Happily, the BAECRN Scotland has kicked off with great success: we’ve just awarded over £37,000 to 12 collaborative research projects in the network, representing 39 researchers across Scotland, including independent scholars. I have to say, giving away a pile of money was a delightful way to start a new job!
However, 40 applications, representing just over 100 researchers, were unsuccessful. This may feel like failure to some of them, but I hope to turn this into an opportunity to rethink this notion. We have offered an opportunity for feedback, and support where possible to seek funding through other BA schemes. I am also planning a future ‘reverse engineered’ workshop with the Carnegie Trust that looks at grant reviewing as a means to become a better grant writer. Because so often, it isn’t the ideas that are failing, but the way they are articulated that falls short. I think we have a lot of great work we can do, drawing on the experience and fresh ideas of this group.
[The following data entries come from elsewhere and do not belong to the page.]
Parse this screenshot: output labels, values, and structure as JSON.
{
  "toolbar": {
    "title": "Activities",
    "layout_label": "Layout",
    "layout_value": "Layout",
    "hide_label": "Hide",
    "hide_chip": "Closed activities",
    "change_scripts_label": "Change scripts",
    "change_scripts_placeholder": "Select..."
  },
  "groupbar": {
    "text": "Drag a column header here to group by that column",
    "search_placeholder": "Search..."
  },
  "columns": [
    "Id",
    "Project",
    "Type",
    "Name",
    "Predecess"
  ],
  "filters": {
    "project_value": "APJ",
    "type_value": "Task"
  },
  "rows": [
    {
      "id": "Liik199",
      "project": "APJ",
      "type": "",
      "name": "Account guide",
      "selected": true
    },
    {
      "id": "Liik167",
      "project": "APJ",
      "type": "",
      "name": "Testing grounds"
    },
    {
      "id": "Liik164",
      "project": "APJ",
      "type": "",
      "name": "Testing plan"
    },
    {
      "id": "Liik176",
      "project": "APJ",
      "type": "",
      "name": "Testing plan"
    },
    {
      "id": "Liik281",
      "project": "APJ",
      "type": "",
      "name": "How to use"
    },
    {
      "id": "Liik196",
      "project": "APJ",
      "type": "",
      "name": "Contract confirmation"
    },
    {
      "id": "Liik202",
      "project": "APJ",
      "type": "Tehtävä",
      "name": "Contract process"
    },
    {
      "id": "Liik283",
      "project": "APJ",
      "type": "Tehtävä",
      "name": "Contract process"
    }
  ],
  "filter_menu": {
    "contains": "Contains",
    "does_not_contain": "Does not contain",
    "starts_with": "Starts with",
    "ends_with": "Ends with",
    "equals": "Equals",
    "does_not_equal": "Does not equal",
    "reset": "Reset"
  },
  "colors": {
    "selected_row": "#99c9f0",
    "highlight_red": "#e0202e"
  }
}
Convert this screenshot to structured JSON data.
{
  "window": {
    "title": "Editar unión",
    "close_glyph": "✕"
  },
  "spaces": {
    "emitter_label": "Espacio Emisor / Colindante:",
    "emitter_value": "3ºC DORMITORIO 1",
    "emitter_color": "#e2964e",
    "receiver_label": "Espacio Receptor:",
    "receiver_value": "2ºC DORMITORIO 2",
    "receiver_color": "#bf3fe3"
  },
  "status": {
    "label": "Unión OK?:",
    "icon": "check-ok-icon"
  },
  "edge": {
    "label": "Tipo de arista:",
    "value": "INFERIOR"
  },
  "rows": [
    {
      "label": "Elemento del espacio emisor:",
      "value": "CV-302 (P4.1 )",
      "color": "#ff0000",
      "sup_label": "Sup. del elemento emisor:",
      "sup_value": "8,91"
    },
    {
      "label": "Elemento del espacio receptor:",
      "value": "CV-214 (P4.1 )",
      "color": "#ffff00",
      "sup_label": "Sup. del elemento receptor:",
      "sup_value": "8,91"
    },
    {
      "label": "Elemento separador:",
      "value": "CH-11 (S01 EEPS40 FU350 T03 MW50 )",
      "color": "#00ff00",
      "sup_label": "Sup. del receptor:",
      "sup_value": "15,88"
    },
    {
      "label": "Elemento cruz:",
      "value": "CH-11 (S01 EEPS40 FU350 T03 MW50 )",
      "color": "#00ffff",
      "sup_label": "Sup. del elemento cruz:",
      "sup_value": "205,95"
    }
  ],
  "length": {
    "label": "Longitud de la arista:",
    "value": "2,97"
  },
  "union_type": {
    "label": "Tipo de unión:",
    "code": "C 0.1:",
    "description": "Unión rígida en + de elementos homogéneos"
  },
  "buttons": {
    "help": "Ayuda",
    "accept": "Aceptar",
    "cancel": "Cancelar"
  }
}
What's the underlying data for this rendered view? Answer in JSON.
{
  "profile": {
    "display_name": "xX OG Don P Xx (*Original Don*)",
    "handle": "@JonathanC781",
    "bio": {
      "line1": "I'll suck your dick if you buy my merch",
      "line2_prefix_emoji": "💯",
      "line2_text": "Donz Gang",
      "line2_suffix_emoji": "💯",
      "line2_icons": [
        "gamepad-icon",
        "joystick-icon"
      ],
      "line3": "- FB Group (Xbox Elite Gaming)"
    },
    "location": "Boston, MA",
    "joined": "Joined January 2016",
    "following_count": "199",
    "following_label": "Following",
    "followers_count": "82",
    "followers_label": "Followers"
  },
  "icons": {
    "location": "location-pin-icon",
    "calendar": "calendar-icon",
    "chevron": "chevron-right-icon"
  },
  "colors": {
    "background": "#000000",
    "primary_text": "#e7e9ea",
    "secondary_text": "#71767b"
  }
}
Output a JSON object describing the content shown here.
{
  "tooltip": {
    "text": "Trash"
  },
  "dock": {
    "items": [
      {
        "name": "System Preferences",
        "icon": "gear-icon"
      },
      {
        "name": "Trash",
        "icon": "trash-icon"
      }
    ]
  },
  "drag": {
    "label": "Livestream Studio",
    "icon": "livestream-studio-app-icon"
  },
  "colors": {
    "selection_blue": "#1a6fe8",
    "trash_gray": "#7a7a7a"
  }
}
If you are a researcher in the Arts & Humanities or Social Sciences, and are within 10 years of receiving your PhD, please do join the network and get involved.
I’ve noticed that every time I have written fail, or failing, or failed in this post, I cringe a little inside. Failure is negative, and we are conditioned to shy away from its use. But I want to accept – and help others accept – failure as merely another bumpy step in the road to achievement. And perhaps even a necessary and highly useful one. I’ve failed before; I will fail again. In the immortal words of the Proclaimers…
Nope, I can’t do it. But you know what I mean.
* In case you didn’t know, UKRIO regularly holds free webinars, and the past ones are also available on their YouTube channel.